Between the two sides lay the territory of the self-declared state of Nagorno-Karabakh, that Armenian fighters seized in a war almost 30 years ago after the Soviet Union's collapse.
But the balance of power was upended by six weeks of fighting that exploded last September and saw Armenia bludgeoned into agreeing to handover swathes of territory to Azerbaijan.
An agreement, brokered by Russia, has meant a return to an internationally recognised border between the two countries that for decades had existed only on paper.
– 'Living with the enemy' –
In Shurnukh the border has been staked out more or less along the road that runs through the middle of this impoverished farming village of 28 families.
Across it, Armenian and Azerbaijani forces now eye each other nervously.
In between them stands a small contingent of Russian border troops with an armoured personnel carrier parked up.
On the lower side of the village, a dozen houses have been claimed by Azerbaijan and the Armenian families who lived there forced to leave.
"An Azerbaijani general came and said it was their land," says farmer Khachik Stepanyan.
Now his family has moved into a neighbour's house just across the road, and look out of their window every day at the abandoned home they left behind metres away.
"Of course it feels painful," Stepanyan says.
"This is Armenian land — and now we have to live with our enemies nearby."
Delineating to whom each scrap of this land belongs is a bitterly contested task.
Much of the problem dates back a century ago, when Soviet leaders drew lines on the map with little concern for old enmities or historical claims.
Azerbaijani families lived in the disputed homes until the late 1980s, but they left as the USSR frayed and long-suppressed ethnic tensions boiled over across the region.

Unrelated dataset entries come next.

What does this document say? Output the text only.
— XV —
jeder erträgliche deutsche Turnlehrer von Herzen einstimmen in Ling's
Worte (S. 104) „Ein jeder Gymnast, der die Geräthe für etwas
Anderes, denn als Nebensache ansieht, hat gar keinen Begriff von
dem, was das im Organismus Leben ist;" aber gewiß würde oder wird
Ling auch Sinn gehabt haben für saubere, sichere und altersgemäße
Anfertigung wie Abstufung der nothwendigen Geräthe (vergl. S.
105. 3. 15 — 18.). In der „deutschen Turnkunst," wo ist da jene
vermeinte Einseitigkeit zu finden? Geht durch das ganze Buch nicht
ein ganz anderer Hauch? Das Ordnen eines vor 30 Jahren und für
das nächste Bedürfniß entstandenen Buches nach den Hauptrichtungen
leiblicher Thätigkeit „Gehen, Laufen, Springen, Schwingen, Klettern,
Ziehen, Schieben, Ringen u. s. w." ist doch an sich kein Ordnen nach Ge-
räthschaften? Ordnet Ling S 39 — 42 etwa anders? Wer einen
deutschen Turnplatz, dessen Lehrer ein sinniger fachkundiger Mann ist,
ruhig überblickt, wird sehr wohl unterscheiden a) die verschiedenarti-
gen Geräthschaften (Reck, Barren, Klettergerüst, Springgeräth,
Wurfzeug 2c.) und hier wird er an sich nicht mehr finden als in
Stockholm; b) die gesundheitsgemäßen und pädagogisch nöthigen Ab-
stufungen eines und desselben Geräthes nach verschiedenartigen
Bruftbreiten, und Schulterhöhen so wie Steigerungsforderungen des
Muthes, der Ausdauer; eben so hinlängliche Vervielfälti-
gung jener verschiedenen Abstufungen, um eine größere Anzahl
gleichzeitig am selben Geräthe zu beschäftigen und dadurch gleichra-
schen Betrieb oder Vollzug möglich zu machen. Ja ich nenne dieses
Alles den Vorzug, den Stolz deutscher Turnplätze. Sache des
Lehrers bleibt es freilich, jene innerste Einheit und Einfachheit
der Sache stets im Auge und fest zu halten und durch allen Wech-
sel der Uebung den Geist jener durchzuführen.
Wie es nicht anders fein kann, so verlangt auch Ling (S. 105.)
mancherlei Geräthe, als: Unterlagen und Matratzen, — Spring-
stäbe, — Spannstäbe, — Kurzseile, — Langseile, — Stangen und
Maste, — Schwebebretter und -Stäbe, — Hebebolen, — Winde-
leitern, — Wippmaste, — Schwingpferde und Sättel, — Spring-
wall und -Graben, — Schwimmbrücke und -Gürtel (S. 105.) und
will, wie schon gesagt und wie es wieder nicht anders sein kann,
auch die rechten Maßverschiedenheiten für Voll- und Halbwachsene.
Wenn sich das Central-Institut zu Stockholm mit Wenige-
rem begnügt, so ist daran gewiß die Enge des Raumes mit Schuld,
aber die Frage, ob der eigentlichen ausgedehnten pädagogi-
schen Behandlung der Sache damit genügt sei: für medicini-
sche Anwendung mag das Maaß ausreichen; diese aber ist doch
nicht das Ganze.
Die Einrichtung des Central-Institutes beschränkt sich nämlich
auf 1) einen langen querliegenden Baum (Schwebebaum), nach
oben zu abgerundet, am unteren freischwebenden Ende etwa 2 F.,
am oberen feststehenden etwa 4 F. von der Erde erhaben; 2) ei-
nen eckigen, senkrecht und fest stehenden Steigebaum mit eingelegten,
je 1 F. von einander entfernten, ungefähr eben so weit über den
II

Now the villagers of Shurnukh point to old Soviet maps they insist show the entire village should be in Armenia.
But the Azerbaijani side have used far more modern techniques of satellite mapping to pinpoint where they say the border should be — and so far they have got their way.
– 'Suffocates you' –
Village head Hakob Arshakyan cannot contain his bitterness at the sudden reversal in fortunes.
Standing on a frigid outcrop, he lets out a stream of swear words when he spots an Azerbaijani border guard in the near distance below.
Arshakyan also had to leave his home and is currently living with his wife and daughter in his office.
"It suffocates you — we lived there for more than thirty years," he says.
"It was our lives, all our memories."
The Armenian government is building new houses for those displaced further up in the village — but the villagers insist they want their old land back.
While there has not been any violence reported so far, even the smallest incident requires international mediation and it is difficult to see how the current standoff is sustainable.
"One day someone's pig crossed over onto the other side," explains Arshakyan.
"Our border guards, the Russians and the Azerbaijanis had to agree to watch as the owner was allowed to go and fetch it back."
Even if the residents are allowed back to their homes, having the Azerbaijani troops so close by has put the village on edge.
"Of course it's frightening having them so close — it's scary for everyone," says Arshakyan’s wife Nune, a maths teacher at the village school.
The presence of the Russian troops gives some peace of mind but she worries about the situation if they move out.
"I don't know what would happen if they left," Nune said.
"I don't know how life would be then."